A tinny voice kept calling him. He been flying in a bright sky, peaceful, sunny and blue. “Yes?”
“Sir, you need to remain still. We have about twenty minutes more.”
“Yes. Sorry.” He waited then, forcing himself to stay awake, until finally they pulled him out.
“Sir,” the technician said, “can you come with me?”
“Mac—er, Frank—come on.”
They went into a smaller room, dimly lit and full of glowing computer monitors. Dr. Shelton stood before one of them. On it was an image of a brain. Flynn’s brain. He stared at it, and into himself.
“Good news is, you have no sign of any cancer or any other health issue. This is a normal brain with an intact vascular system.” He took a pencil up off the desk and pointed at a part of the brain. “This is the cerebral white matter.”
“Yes.”
“This area of high signal intensity? See the bright sp
ot?”
Flynn felt sick. He felt angry. But above all, he felt a quiet sense of triumph. “I see it.”
“That one, and this one here.” He moved the pencil to another, similar bright area. “There are two of them, located bilaterally in the cerebral white matter of the frontal lobes. They are not natural formations, and they should not be there.”
“What are they?”
“Small objects of some kind. Metallic, or they wouldn’t look like this.”
Bingo.
“Can you get them out?”
“I would think so. They’re right on the surface, so all we’d need to do is make a couple of small incisions. We’d go in through your skull and pull them right out. It’s a matter of a couple of hours. But I’d need you to answer some questions, first, because I’m flying blind here. I’ve never really seen anything like this.”
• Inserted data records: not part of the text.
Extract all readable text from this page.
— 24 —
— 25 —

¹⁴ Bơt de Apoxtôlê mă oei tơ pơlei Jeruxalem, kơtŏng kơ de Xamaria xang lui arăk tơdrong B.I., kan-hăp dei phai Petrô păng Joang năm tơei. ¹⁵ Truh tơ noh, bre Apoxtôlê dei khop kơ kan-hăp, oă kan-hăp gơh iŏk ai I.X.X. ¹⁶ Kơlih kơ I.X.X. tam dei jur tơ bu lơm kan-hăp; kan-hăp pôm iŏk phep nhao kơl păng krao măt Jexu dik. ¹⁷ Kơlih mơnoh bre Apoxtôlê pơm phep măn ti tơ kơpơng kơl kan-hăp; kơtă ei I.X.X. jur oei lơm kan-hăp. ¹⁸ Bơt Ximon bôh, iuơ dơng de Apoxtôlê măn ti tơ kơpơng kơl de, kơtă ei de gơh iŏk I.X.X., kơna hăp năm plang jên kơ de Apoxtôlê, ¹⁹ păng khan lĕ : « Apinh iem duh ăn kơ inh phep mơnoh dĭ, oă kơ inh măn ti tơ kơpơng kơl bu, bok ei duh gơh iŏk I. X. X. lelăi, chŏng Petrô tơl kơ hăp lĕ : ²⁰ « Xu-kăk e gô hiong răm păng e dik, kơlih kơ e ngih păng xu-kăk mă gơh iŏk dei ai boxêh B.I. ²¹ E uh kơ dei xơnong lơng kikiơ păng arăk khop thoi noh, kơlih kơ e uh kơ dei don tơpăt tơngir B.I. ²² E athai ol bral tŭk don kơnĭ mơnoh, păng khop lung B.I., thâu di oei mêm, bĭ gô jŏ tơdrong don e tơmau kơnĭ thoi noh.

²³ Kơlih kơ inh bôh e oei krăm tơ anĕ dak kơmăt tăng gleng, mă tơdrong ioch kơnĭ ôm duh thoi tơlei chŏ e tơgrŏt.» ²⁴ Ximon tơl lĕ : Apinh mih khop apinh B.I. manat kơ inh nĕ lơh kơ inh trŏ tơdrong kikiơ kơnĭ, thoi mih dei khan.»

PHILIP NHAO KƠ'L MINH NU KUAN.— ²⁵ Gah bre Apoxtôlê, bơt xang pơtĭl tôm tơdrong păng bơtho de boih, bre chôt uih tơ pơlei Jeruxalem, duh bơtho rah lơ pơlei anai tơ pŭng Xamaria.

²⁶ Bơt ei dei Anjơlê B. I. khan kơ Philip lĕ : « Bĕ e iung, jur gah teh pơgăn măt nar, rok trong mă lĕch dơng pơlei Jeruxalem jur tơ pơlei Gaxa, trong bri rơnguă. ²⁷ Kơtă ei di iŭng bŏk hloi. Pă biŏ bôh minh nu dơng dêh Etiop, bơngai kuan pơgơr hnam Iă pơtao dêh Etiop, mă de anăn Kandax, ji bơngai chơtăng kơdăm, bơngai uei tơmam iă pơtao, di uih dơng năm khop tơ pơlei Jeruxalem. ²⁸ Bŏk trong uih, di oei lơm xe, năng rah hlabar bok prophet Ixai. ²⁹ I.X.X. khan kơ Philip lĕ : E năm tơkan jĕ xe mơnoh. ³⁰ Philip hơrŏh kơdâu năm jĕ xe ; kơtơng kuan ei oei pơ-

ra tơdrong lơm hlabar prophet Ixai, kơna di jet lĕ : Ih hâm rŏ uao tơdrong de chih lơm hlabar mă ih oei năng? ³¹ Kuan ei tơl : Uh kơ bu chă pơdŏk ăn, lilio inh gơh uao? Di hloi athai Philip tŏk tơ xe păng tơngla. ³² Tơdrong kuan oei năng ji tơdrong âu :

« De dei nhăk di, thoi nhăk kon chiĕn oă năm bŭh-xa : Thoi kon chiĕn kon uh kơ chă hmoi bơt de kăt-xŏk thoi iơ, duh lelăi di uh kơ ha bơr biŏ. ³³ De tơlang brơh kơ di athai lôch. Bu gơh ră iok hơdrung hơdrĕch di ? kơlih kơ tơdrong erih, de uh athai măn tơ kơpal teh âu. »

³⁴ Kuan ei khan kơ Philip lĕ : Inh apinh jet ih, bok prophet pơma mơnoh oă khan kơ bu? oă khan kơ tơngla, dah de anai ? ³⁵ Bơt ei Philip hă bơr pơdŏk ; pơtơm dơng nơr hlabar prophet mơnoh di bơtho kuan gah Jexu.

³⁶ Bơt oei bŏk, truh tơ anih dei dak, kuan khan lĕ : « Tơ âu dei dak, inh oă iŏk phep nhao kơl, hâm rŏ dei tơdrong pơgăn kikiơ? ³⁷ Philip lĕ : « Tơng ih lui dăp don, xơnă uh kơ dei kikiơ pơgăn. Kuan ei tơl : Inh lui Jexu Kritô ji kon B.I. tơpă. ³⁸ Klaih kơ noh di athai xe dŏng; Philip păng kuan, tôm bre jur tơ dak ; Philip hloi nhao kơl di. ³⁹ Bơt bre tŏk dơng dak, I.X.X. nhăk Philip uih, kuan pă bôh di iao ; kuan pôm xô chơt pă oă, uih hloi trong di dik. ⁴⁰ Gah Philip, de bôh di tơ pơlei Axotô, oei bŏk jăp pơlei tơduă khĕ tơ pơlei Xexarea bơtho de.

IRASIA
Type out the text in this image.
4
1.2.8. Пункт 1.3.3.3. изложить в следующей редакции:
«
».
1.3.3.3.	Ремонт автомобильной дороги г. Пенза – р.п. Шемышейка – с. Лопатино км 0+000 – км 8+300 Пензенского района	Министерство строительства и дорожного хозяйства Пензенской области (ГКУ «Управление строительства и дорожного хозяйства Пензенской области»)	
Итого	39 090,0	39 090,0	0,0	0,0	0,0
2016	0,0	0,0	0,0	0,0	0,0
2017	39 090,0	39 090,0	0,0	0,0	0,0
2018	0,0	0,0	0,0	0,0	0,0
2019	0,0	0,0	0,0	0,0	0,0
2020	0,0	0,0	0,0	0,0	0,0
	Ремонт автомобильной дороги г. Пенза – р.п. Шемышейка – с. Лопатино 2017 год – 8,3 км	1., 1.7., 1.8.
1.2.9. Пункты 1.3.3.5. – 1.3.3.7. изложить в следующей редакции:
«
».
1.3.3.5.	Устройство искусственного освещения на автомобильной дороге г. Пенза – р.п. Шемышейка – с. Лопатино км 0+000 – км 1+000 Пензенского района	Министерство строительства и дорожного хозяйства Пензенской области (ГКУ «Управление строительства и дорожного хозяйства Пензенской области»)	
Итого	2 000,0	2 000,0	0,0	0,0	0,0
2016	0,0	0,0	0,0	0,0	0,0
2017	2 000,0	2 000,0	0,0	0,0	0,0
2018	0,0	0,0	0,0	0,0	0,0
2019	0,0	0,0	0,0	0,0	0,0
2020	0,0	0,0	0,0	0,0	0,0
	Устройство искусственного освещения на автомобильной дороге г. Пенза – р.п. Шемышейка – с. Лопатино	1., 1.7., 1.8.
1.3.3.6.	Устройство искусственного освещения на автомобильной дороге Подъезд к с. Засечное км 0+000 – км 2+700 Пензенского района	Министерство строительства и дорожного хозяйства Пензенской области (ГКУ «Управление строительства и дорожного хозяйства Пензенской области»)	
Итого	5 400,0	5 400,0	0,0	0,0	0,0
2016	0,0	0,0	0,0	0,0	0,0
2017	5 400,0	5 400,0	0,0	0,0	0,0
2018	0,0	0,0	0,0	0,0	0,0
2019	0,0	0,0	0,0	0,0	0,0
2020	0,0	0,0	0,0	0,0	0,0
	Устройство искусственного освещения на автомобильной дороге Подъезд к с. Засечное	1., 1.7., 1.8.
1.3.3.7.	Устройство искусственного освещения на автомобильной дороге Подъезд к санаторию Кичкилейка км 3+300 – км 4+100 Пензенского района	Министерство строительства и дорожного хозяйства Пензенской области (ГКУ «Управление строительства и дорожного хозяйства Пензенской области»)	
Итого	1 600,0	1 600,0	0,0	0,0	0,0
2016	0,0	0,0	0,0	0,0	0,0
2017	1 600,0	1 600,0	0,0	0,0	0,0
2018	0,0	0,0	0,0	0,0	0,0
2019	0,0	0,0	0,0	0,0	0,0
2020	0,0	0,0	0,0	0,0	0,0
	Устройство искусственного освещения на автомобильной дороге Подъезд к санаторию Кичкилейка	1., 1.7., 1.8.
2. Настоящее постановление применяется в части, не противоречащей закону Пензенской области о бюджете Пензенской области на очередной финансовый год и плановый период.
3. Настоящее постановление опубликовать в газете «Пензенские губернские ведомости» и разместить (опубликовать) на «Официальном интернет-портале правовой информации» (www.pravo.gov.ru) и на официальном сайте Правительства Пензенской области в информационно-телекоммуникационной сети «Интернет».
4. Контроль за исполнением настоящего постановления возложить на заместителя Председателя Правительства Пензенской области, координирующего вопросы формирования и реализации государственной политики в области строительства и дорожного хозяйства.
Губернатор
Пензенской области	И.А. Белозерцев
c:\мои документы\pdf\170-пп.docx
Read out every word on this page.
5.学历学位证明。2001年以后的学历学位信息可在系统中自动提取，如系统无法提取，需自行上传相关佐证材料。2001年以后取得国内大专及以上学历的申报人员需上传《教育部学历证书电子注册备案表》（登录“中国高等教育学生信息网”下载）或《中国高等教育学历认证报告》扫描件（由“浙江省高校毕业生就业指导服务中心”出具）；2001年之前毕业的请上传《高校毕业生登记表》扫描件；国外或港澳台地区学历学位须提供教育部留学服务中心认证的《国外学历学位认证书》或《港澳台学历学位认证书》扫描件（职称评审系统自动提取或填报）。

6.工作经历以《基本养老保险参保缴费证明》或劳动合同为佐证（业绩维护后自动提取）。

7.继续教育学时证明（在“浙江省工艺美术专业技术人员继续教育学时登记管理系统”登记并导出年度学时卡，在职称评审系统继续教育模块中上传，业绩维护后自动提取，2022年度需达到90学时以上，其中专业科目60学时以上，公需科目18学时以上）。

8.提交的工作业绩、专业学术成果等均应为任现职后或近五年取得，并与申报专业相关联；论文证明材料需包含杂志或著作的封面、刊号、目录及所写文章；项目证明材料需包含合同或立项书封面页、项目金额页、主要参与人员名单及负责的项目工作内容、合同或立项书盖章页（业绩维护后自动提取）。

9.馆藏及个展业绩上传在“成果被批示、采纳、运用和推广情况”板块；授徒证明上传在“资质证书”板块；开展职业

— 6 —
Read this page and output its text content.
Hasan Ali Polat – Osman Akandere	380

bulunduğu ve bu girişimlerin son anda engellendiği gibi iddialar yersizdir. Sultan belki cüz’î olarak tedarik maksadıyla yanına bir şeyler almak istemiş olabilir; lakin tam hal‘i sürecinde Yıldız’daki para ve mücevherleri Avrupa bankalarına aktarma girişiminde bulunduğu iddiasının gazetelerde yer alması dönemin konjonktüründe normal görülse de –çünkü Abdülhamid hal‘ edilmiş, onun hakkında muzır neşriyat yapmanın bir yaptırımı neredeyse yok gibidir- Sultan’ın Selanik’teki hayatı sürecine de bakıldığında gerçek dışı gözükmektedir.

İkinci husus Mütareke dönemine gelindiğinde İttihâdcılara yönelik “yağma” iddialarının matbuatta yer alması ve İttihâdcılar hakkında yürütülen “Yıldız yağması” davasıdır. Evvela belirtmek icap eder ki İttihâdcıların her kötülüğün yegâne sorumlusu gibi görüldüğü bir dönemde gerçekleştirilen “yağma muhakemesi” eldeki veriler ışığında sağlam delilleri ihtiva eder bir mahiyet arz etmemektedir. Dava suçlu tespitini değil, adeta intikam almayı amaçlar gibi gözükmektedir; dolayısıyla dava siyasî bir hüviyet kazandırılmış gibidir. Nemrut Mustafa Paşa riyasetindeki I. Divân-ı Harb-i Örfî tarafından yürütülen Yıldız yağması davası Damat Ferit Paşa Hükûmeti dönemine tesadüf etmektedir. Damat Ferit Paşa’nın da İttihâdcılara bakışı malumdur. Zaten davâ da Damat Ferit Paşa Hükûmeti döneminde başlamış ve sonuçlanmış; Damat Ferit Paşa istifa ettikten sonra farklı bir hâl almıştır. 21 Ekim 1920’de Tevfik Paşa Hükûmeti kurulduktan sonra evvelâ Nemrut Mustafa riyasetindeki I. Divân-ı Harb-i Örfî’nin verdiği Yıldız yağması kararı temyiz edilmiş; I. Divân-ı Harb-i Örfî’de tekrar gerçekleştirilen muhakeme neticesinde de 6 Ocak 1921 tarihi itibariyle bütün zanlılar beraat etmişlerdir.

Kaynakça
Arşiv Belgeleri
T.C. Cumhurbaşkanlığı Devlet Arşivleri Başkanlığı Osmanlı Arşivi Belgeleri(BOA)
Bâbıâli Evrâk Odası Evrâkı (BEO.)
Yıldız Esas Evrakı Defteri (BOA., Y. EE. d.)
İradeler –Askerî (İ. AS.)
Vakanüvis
“You’ve agreed to sign the security documents?”
“I have.”
“So you understand that there would be serious penalties if you told anybody about this?”
“I do.”
“Then I pronounce us doctor and patient. What you are looking at is a tracking system installed in my brain by a scientifically sophisticated enemy of the United States. I work in terrorism intelligence, and this device has compromised my freedom of action and endangered my life. So let me ask you, are you certain you can remove it?”
“If there are no unexpected problems, I would say so with a high degree of confidence.”
“There may be problems.”
“You sound like you’ve got some specific ideas.”
“I do. The objects may be able to maneuver. They may be able to elude your removal attempt. Also, when you do remove them, I may suffer severe brain damage or even death.”
“But they’re just little bits of metal. Not even the size of BBs. Almost like grains of sand.”
“Are you willing to attempt surgery?”
Dr. Shelton gazed for some time at the MRI image on the computer. Finally, he said, “If you’re willing to take the risk.”
“Doctor, I have no choice. And I have to tell you, this is a very dangerous situation. I don’t want you to talk about it, not ever. Try not to even think about it. And please utilize the minimum number of personnel you can in the operating room. Now I’d like you to do the same analysis on my friend Frank here.”